Luckily, it wasn't heavily used. I found this in class-validator:
private libPhoneNumber = {
phoneUtil:require("googlelibphonenumber").PhoneNumberUtil.getInstance(),
};
Okay, so there's an object that has a function, easy enough, so far. It was only referenced twice:
const phoneNum = this.libPhoneNumber.phoneUtil.parseAndKeepRawInput(value, region);
return this.libPhoneNumber.phoneUtil.isValidNumber(phoneNum);
So getInstance returns two functions, I need to care about. I made a new repo, a package.json file, and in my index.json went this:
import isMobilePhone from 'validator/lib/isMobilePhone'
const PhoneNumberUtil = {
getInstance() {
var locale = ''
return {
parseAndKeepRawInput(val, locale) {
locale = locale
return val
},
isValidNumber(phoneNum) {
return isMobilePhone(phoneNum, locale)
}
}
}
}
export { PhoneNumberUtil }
That's it. Really.
Well, okay, I had to swap it out, too. I added google-libphonenumber-shim to my dependencies and one more magic line:
"resolutions": {
"google-libphonenumber" : "git+https://github.com/Doelfke/google-libphonenumber-shim.git"
}
Now every time google-libphonenumber is referenced, my new version is returned, instead. I will probably have to enhance it a bit, but the code, including the dependencies is only a couple hundred lines now. Beautiful.

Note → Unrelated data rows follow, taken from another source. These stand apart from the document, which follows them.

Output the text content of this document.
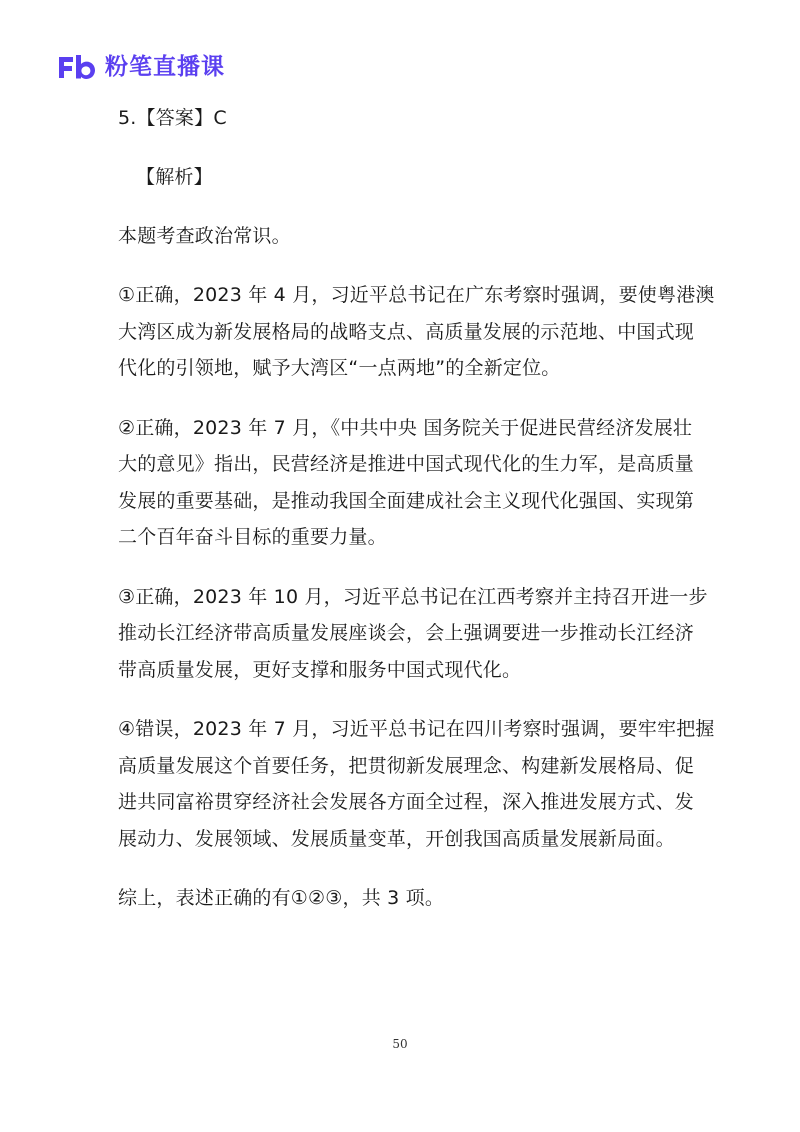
粉笔直播课
5.【答案】C
【解析】
本题考查政治常识。
①正确，2023 年 4 月，习近平总书记在广东考察时强调，要使粤港澳
大湾区成为新发展格局的战略支点、高质量发展的示范地、中国式现
代化的引领地，赋予大湾区“一点两地”的全新定位。
②正确，2023 年 7 月，《中共中央 国务院关于促进民营经济发展壮
大的意见》指出，民营经济是推进中国式现代化的生力军，是高质量
发展的重要基础，是推动我国全面建成社会主义现代化强国、实现第
二个百年奋斗目标的重要力量。
③正确，2023 年 10 月，习近平总书记在江西考察并主持召开进一步
推动长江经济带高质量发展座谈会，会上强调要进一步推动长江经济
带高质量发展，更好支撑和服务中国式现代化。
④错误，2023 年 7 月，习近平总书记在四川考察时强调，要牢牢把握
高质量发展这个首要任务，把贯彻新发展理念、构建新发展格局、促
进共同富裕贯穿经济社会发展各方面全过程，深入推进发展方式、发
展动力、发展领域、发展质量变革，开创我国高质量发展新局面。
综上，表述正确的有①②③，共 3 项。
50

But did it work? Oh, it did. After minification and compression, we saved about 350 KB; not bad at all! I can't say I recommend doing this every day, but it's a nice alternative to forking a package, or trying to get a PR in and accepted on time, on a package you do not own. So I'm not saying to go start hacking at Lodash or something. It is pretty harmless though; I should be able to easily take out the hack, if I ever need to.
As a final thought, package size is important. I think we often think a file that ends up with a small gzipped size means everything is a-ok. But your browser has to decompress it, and that 350 KB of JavaScript again becomes 720 KB. It's faster to download the smaller version, but it still has 720 KB of JavaScript to parse, compile, optimize, and hold in memory. Happy hacking.